Stanton, who lives in Batavia, Illinois, said he believed his severe neck and back pain was the result of nearly two decades of working as a truck driver. The irregular working hours also led to his being diagnosed with sleep apnea in 2002, he said. He now works for a company that helps truck drivers with the disorder.
Jay Wagner, 57, a truck driver who transports hazardous chemicals, is usually on the road for about three straight weeks, rarely spending time at his home in Wichita, Kansas. Wagner said he thought about leaving work every day to spend more time with his wife and grandson, but he wasn’t sure what he would do with his job if he quit.
“That was my life,” said Wagner, who has driven trucks for 27 years. “That’s what I’m doing.”
He said there are some benefits, such as freedom of movement on open roads and the $ 75,000 to $ 85,000 he earns annually.

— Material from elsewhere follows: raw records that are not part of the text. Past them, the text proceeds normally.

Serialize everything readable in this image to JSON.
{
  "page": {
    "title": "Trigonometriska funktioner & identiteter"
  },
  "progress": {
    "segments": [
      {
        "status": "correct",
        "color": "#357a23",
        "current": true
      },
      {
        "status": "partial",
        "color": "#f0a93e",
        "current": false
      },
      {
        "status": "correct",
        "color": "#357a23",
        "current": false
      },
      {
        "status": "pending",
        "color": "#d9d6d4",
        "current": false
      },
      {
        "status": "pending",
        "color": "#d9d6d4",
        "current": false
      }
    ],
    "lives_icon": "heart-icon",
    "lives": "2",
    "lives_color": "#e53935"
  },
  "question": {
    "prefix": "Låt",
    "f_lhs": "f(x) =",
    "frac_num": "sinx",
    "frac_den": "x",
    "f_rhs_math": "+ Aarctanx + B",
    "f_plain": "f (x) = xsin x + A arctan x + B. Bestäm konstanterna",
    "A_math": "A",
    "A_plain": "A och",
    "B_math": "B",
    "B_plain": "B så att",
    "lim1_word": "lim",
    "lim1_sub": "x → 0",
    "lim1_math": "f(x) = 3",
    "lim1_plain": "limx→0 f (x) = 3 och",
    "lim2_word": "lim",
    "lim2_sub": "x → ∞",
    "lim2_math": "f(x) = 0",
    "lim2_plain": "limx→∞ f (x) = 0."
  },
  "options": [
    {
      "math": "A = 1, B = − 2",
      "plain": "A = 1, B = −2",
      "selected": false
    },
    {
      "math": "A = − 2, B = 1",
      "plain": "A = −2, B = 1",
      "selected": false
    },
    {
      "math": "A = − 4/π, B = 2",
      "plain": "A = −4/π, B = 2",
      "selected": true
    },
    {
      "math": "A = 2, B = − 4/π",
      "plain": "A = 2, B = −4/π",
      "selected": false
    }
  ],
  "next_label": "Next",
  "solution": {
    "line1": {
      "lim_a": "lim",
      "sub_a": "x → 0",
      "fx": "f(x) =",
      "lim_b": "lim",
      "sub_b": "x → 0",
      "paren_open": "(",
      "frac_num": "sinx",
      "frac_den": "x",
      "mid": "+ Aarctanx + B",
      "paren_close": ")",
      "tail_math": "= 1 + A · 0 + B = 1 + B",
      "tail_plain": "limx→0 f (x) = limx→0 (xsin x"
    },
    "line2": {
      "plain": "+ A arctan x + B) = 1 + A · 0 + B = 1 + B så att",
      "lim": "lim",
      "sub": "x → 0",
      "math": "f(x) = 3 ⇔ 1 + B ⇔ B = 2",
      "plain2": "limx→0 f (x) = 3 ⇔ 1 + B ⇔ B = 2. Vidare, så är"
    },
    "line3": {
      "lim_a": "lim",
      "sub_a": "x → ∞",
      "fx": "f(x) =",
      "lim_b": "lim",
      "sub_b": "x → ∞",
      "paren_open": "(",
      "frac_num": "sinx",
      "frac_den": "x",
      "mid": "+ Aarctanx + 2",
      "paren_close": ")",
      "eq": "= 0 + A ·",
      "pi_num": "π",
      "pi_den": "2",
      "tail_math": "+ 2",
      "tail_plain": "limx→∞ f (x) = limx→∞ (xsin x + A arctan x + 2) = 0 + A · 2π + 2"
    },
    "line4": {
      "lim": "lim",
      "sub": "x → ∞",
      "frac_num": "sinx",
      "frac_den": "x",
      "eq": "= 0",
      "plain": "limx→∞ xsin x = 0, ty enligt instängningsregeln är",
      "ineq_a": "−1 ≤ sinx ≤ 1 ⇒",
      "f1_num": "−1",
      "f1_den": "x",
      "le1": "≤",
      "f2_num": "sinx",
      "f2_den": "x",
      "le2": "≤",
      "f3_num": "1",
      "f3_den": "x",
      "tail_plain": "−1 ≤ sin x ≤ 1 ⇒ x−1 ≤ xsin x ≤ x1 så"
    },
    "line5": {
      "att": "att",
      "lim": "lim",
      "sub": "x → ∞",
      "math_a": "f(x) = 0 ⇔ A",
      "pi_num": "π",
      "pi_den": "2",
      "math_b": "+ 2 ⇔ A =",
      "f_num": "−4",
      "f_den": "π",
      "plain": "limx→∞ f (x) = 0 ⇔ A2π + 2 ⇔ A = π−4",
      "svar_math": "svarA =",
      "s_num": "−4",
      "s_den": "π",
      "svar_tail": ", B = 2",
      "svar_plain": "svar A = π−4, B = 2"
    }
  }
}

To fill the gap, industry leaders and researchers say trucking companies need to invest more in recruiting women and people of color. According to a 2019 report from the American Truck Association, only 7% of truck drivers are women, and 40% are minorities.
Some have also called for an increase in the weight limit for trucks so that they can carry more loads, or for a permanent reduction in the age limit for drivers. A pilot program in the Infrastructure Bill aims to help attract more drivers by allowing people over the age of 18 to travel on interstate routes. But some in the industry have raised concerns about the program’s risks and say the federal government should instead focus on increasing retention rates.
“When it comes to safety, we’re looking at age — you’re not decreasing the number, you’re increasing the number,” said Todd Spencer, president of the Independent Drivers and Operators Association.
Buttigieg said the Department of Transportation has realized that it needs to be “very careful about safety” and that the program is an initial test.
Some welcomed the move as needed. Bob Costello, chief economist at the American Longshoremen’s Association, said 18-year-olds interested in trucking might not wait until they turn 21 to pursue the job and could instead get a job in the food or construction industries. While other bottlenecks in the supply chain could disappear after the pandemic, Costello said the shortage of drivers is likely to intensify.
“If we don’t address the driver shortage,” he said, “I think going into some of these stores and seeing some of the shelves that are empty could be our future.”